Immediately after World War I Sears and Roebuck was in financial trouble. Julius pledged $21 million of his total worth to help bail the company out of its dire financial straits. Back on smoother waters by 1922 the company sailed on into history as one of the world’s best known brand names in retail.
In the meantime the schools in the South were being built. Nearly 5,000 of what became known as “Rosenwald Schools” (though he had not named them that, the moniker stuck by default), 163 shop buildings, and 217 teacher’s homes were built in 883 counties in fifteen states from Maryland to Texas.
The matching funds were also used to add 4,000 libraries to existing schools. These new institutions would ultimately employ over 14,000 teachers and serve to educate an untold number of black children who would otherwise have never cracked a book.
However, Julius did not make his funding money available as merely a gift to be taken in toto for whoever wanted a school. Rather, he insisted the locals do their part, too.
Most of his beneficiaries were poor blacks whom naysayers felt were not worth the investment and would likely never come up with adequate funds. Thousands of rural black communities, though, succeeded in matching Rosenwald’s gift.
This meant black laborers forked over sacks of old coins (that might represent a lifetime’s savings), sharecroppers set a section of cotton planted as a “Rosenwald Patch”, and uncountable fried chicken suppers and pie sales were held to raise money. Local black families also donated materials and volunteered their labor. Surprisingly, many whites contributed, due in no small part to Rosenwald’s having convinced civic authorities (both state and local) that the schools would bring additional interest (and thus, revenue) to the towns building them.
In 1924 Julius Rosenwald gave up his position as company president and became head of the board of directors for Sears and Roebuck. This freed him enough to spend more time on his philanthropic work.
During his tenure at Sears Rosenwald’s contributions to both that company and the retail industry in general cannot be overstated. It was Julius who promoted the concept of responsibility to customers. He was the man behind “Satisfaction Guaranteed or Your Money Back”. He insisted on this ideal: “Sell honest merchandise for less money and more people will buy.”
Julius Rosenwald died January 6, 1932, at the age of 69. He was still chairman of the board at Sears and Roebuck right up to his death.
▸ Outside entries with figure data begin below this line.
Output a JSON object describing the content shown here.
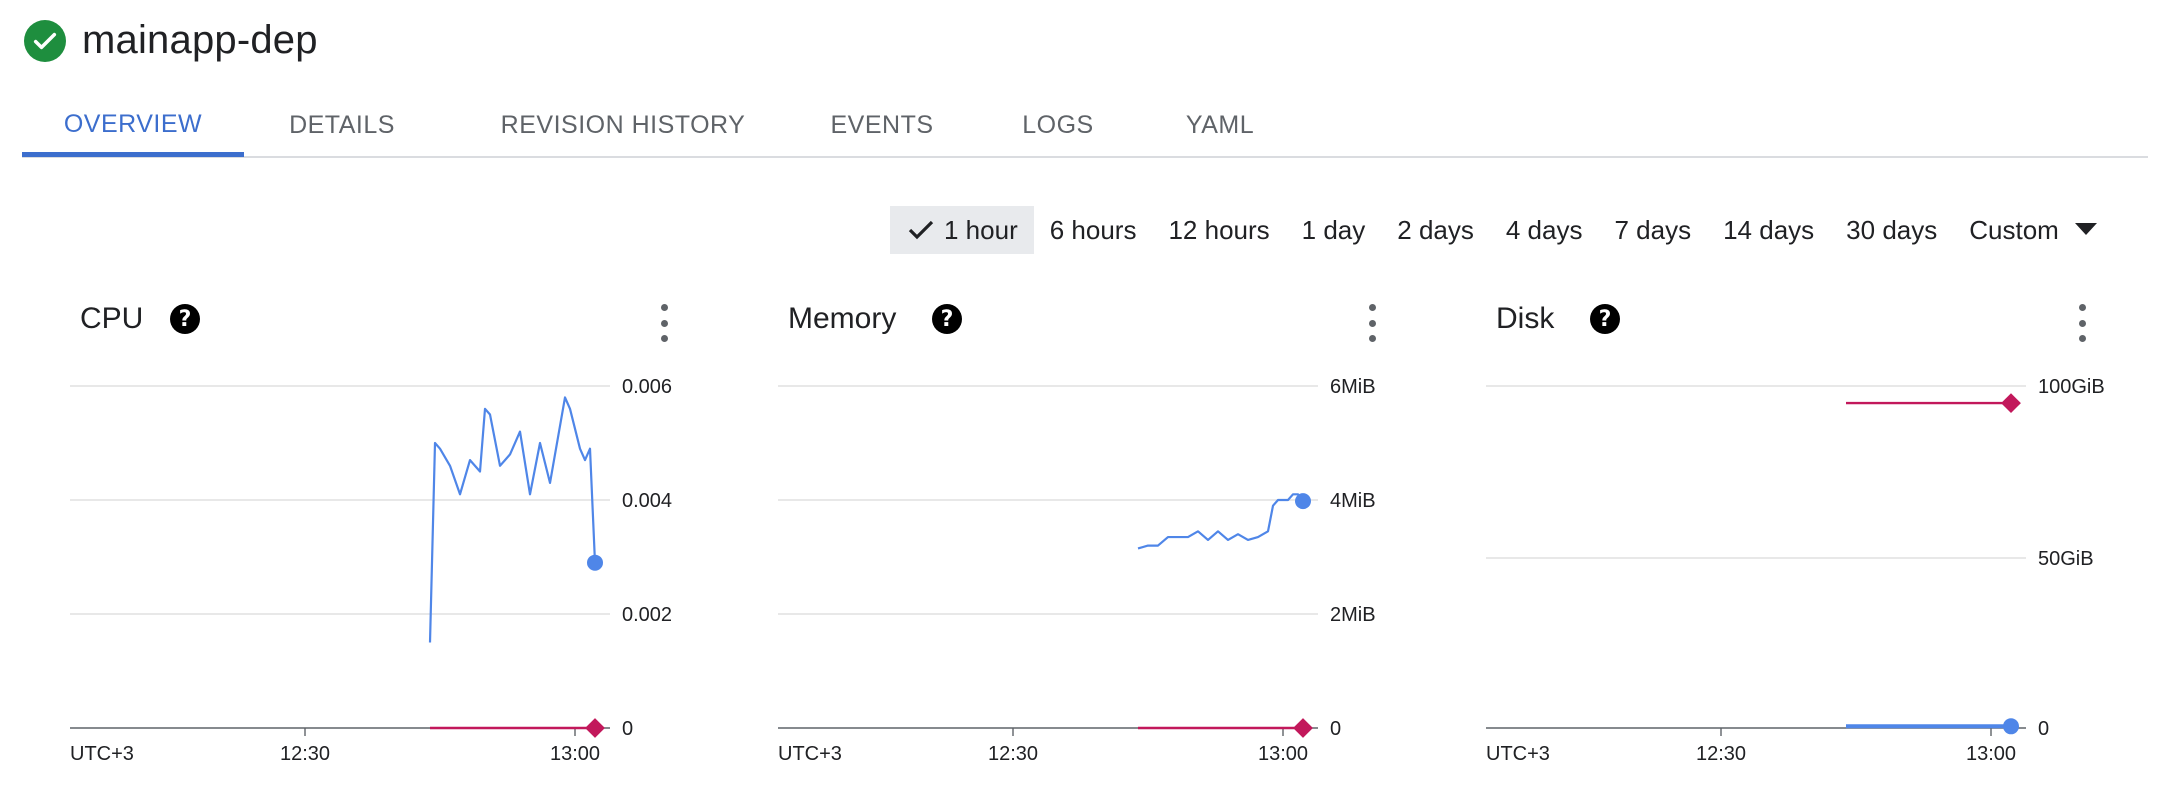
{
  "header": {
    "title": "mainapp-dep",
    "status_icon": "check-circle-icon",
    "status_color": "#1e8e3e"
  },
  "tabs": [
    {
      "label": "OVERVIEW",
      "active": true
    },
    {
      "label": "DETAILS",
      "active": false
    },
    {
      "label": "REVISION HISTORY",
      "active": false
    },
    {
      "label": "EVENTS",
      "active": false
    },
    {
      "label": "LOGS",
      "active": false
    },
    {
      "label": "YAML",
      "active": false
    }
  ],
  "time_range": {
    "selected": "1 hour",
    "options": [
      "1 hour",
      "6 hours",
      "12 hours",
      "1 day",
      "2 days",
      "4 days",
      "7 days",
      "14 days",
      "30 days",
      "Custom"
    ]
  },
  "colors": {
    "accent": "#3c6ecd",
    "usage_line": "#4f86e8",
    "limit_line": "#c2185b",
    "grid": "#e0e0e0"
  },
  "chart_data": [
    {
      "type": "line",
      "title": "CPU",
      "xlabel": "",
      "ylabel": "",
      "x_tick_labels": [
        "UTC+3",
        "12:30",
        "13:00"
      ],
      "y_tick_labels": [
        "0.006",
        "0.004",
        "0.002",
        "0"
      ],
      "ylim": [
        0,
        0.006
      ],
      "grid": true,
      "series": [
        {
          "x": [
            "12:46",
            "12:46.5",
            "12:47",
            "12:48",
            "12:49",
            "12:50",
            "12:51",
            "12:51.5",
            "12:52",
            "12:53",
            "12:53.5",
            "12:54",
            "12:55",
            "12:56",
            "12:57",
            "12:58",
            "12:59",
            "12:59.5",
            "13:00",
            "13:01",
            "13:01.5",
            "13:02",
            "13:02.5"
          ],
          "values": [
            0.0015,
            0.005,
            0.0049,
            0.0046,
            0.0041,
            0.0047,
            0.0045,
            0.0056,
            0.0055,
            0.0046,
            0.0047,
            0.0048,
            0.0052,
            0.0041,
            0.005,
            0.0043,
            0.0053,
            0.0058,
            0.0056,
            0.0049,
            0.0047,
            0.0049,
            0.0029
          ],
          "color": "#4f86e8"
        },
        {
          "x": [
            "12:46",
            "13:02.5"
          ],
          "values": [
            0,
            0
          ],
          "color": "#c2185b"
        }
      ]
    },
    {
      "type": "line",
      "title": "Memory",
      "xlabel": "",
      "ylabel": "",
      "x_tick_labels": [
        "UTC+3",
        "12:30",
        "13:00"
      ],
      "y_tick_labels": [
        "6MiB",
        "4MiB",
        "2MiB",
        "0"
      ],
      "ylim": [
        0,
        6
      ],
      "grid": true,
      "series": [
        {
          "x": [
            "12:46",
            "12:47",
            "12:48",
            "12:49",
            "12:50",
            "12:51",
            "12:52",
            "12:53",
            "12:54",
            "12:55",
            "12:56",
            "12:57",
            "12:58",
            "12:59",
            "12:59.5",
            "13:00",
            "13:01",
            "13:01.5",
            "13:02",
            "13:02.5"
          ],
          "values": [
            3.15,
            3.2,
            3.2,
            3.35,
            3.35,
            3.35,
            3.45,
            3.3,
            3.45,
            3.3,
            3.4,
            3.3,
            3.35,
            3.45,
            3.9,
            4.0,
            4.0,
            4.1,
            4.1,
            3.98
          ],
          "color": "#4f86e8"
        },
        {
          "x": [
            "12:46",
            "13:02.5"
          ],
          "values": [
            0,
            0
          ],
          "color": "#c2185b"
        }
      ]
    },
    {
      "type": "line",
      "title": "Disk",
      "xlabel": "",
      "ylabel": "",
      "x_tick_labels": [
        "UTC+3",
        "12:30",
        "13:00"
      ],
      "y_tick_labels": [
        "100GiB",
        "50GiB",
        "0"
      ],
      "ylim": [
        0,
        100
      ],
      "grid": true,
      "series": [
        {
          "x": [
            "12:46",
            "13:02.5"
          ],
          "values": [
            95,
            95
          ],
          "color": "#c2185b"
        },
        {
          "x": [
            "12:46",
            "13:02.5"
          ],
          "values": [
            0.5,
            0.5
          ],
          "color": "#4f86e8"
        }
      ]
    }
  ]
}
Credit: public domainBy the time of The Rosenwald Fund’s depletion in 1948 it had donated over $70 million to Julius’ causes.
Rosenwald had donated tens of millions for the betterment of the underprivileged. He invested in Jane Addams’ Hull House in Chicago (which started with one structure but became a sprawling complex with many community buildings). He was the founder and primary backer of Chicago’s landmark Museum of Science and Industry. He built the Michigan Boulevard Garden Apartments in 1929, a 421-unit complex that covered a city block and featured shops and enclosed a central courtyard. The apartments were nicely appointed and affordable. This was done to ease the housing situation of overcrowded blacks forced to live under de facto Jim Crow segregation.
Julius also gave away millions to other institutions directed toward the betterment of African-Americans, and to many other universities and colleges, public works projects, museums, and Jewish charities.
More than all of that largesse splashed about, though, it was likely the little schools built for black children that held the dearest place in his heart. By the year of his death in 1932 the schools he’d had built could accommodate one-third of the black juvenile population in the South.
These “Rosenwald Schools” more than likely gave many African-American children the education they most certainly would not have received otherwise.